'The first person to take a drink was the referee‚' says Bafana midfielder Furman

South Africa's midfielder Dean Furman (L) fights for the ball with Ivory Coast's forward Nicolas Pepe during the 2019 Africa Cup of Nations (CAN) football match between Ivory Coast and South Africa at the Al Salam Stadium in Cairo on June 24, 2019.
South Africa's midfielder Dean Furman (L) fights for the ball with Ivory Coast's forward Nicolas Pepe during the 2019 Africa Cup of Nations (CAN) football match between Ivory Coast and South Africa at the Al Salam Stadium in Cairo on June 24, 2019.
Image: JAVIER SORIANO / AFP

Dean Furman "jokingly" chided the Algerian referee in Bafana Bafana's 1-0 Africa Cup of Nations opening defeat against Ivory Coast on Monday for being the first person to have a drink during an injury stoppage when he did not allow a first-half water breaks.

For the second Group D game running the referee did not allow a first-half water break - though Algerian referee Mustapha Ghorbal did at least allow a second-half break - in a 4.30pm kickoff Group D fixture at Cairo's Al Salam Stadium.

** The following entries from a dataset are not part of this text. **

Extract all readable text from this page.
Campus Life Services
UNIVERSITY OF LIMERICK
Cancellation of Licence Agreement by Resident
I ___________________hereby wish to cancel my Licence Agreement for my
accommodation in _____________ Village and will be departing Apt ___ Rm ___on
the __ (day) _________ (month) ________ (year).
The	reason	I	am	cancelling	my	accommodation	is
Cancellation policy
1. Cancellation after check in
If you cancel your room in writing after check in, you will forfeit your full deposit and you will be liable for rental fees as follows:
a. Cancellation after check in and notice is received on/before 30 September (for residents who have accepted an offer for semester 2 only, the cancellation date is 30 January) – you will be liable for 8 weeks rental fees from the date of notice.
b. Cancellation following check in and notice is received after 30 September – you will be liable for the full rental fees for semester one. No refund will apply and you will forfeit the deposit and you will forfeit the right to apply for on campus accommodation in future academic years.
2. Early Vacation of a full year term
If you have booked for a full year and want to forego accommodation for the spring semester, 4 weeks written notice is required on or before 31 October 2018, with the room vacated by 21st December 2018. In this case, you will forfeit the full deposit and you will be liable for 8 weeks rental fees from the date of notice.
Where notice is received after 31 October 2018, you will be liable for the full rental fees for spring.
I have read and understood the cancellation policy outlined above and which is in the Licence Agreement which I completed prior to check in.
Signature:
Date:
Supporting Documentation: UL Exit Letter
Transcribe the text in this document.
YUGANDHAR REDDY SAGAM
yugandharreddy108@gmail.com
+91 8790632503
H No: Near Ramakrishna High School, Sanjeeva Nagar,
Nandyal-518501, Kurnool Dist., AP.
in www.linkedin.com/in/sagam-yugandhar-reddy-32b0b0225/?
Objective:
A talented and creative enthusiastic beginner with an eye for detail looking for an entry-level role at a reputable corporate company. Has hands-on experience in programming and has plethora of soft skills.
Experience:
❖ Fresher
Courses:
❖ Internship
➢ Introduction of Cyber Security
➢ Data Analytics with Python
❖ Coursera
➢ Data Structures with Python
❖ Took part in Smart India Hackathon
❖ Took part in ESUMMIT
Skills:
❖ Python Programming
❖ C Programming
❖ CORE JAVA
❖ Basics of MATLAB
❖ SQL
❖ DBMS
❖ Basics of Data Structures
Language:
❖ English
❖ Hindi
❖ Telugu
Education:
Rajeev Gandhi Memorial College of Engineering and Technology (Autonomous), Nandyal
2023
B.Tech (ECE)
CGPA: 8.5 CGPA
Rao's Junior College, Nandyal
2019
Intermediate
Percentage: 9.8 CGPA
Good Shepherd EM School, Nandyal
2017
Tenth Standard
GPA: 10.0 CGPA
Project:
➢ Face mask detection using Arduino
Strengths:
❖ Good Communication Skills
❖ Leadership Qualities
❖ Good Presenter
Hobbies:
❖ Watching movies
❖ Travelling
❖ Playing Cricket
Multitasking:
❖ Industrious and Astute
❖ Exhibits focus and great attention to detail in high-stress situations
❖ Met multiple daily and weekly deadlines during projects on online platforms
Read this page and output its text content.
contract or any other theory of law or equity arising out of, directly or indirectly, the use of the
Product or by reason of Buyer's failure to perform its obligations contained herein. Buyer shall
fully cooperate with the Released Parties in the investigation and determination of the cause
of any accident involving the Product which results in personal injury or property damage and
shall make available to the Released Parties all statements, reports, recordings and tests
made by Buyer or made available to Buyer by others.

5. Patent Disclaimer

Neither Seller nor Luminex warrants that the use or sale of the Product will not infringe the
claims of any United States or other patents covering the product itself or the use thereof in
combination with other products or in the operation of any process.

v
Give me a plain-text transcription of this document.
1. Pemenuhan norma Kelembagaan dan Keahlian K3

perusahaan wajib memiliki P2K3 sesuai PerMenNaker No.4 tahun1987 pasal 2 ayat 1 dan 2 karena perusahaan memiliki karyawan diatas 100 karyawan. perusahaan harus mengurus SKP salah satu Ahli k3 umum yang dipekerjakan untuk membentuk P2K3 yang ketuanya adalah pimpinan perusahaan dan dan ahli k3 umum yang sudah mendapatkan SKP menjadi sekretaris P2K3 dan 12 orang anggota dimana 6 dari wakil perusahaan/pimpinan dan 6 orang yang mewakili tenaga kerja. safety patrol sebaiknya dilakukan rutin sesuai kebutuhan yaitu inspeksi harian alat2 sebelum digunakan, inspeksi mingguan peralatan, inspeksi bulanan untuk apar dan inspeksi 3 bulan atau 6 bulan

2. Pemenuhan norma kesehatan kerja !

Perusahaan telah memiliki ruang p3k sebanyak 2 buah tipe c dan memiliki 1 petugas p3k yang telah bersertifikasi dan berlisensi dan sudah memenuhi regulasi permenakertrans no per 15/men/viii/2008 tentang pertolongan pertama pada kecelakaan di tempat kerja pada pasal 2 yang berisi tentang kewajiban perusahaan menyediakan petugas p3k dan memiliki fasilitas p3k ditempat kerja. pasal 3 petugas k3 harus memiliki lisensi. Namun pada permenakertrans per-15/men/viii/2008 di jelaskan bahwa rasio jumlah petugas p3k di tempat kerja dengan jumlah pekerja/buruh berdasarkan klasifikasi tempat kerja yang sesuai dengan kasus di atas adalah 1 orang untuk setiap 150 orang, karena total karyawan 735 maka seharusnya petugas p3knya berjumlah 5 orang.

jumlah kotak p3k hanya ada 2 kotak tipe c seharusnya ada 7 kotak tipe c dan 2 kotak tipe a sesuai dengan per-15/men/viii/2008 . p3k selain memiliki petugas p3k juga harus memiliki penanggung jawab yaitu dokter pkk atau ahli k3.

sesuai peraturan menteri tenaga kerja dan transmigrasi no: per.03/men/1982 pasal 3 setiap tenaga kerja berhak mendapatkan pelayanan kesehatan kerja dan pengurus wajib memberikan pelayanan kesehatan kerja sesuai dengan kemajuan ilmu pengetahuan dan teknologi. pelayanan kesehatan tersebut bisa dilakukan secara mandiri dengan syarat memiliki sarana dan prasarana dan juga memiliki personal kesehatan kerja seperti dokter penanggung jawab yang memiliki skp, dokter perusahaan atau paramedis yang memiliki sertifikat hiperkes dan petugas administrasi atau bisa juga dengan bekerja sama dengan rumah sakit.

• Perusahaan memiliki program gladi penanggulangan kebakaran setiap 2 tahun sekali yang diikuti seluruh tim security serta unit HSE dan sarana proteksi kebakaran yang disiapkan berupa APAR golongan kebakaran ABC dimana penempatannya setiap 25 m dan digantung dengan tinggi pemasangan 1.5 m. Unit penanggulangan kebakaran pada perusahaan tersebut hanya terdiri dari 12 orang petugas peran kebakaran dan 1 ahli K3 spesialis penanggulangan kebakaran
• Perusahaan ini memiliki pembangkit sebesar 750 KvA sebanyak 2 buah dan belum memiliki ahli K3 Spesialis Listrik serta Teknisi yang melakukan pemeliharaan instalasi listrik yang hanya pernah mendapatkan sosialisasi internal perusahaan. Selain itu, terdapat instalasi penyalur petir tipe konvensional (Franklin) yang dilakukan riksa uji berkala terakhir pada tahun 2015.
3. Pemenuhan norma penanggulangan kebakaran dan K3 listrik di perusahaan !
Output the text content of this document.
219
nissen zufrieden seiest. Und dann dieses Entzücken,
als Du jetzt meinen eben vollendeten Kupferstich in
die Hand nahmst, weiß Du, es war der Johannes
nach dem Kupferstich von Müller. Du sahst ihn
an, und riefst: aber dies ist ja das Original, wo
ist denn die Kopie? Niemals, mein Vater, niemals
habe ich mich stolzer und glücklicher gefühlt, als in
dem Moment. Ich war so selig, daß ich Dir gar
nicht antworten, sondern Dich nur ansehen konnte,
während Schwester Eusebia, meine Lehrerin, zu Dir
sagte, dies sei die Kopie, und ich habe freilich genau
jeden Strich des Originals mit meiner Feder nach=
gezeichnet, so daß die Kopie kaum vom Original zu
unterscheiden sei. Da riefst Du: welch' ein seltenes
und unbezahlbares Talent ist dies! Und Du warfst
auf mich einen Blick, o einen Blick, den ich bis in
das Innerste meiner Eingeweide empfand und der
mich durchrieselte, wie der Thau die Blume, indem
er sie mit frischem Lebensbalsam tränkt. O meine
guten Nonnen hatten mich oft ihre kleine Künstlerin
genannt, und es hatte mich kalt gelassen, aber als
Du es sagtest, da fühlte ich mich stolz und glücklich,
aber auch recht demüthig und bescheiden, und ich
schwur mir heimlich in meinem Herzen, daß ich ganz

The previous day Morocco coach Hervé Renard slammed Rwandan referee Louis Kakizimana for not allowing any breaks in the Atlas Lions' sluggish 1-0 win against Namibia.

Global players' union FifPro have raised concerns about the 4.30pm games kicking off at near 40 degrees Celsius - Sunday's started in 38 degrees C‚ and Monday's in 37.

Furman said Ghorbal did not allow a first-half water break.

"No. I was surprised. Because the first time there was an injury the first person to take a drink was the referee.

"And I had a joke with him because he said‚ 'No water break'‚" the Bafana midfielder‚ arguably the hardest-working player on the field in the temperature on Monday‚ said.

"But it's up to the referee and he decided that.

"I don't know if the temperature was too low for a water break. But you could see from the energy of the players the guys were desperate for a bit of water."

Also noticeable was that Ivory Coast's players seemed to feign injuries for water breaks‚ and when they did they had a ready supply from their bench.

Bafana did not have the same service from theirs.

Furman‚ though‚ played down the effect of the heat on Monday‚ saying conditions were not much worse than Rustenburg in a mid-South Africa summer.

"It's hot. But I would say 75 percent of us play in South Africa where we play a summer league so we play in this kind of weather every week‚" he said.

"It does alter the tempo of the game. But it is what it is. We went to Dubai specifically to get used to this. Dubai was 10 degrees hotter than this.

"It's similar to Rustenburg‚ Polokwane‚ Thoyandou. It's hot. We've got to deal with that.

"What we've experienced‚ because we've been training at 4.30pm‚ 5pm‚ is that by the time of the second half it does cool a lot.

"And that's the end of our 4.30 games now. We've got a 10pm [against Namibia on Friday]‚ and a 6pm game now [against Morocco on Monday].

"So yeah‚ we're disappointed‚ but the conditions will suit us better in the next game‚ if they had any effect today."

Bafana meet Namibia at Al Salam Stadium at 10pm on Friday night.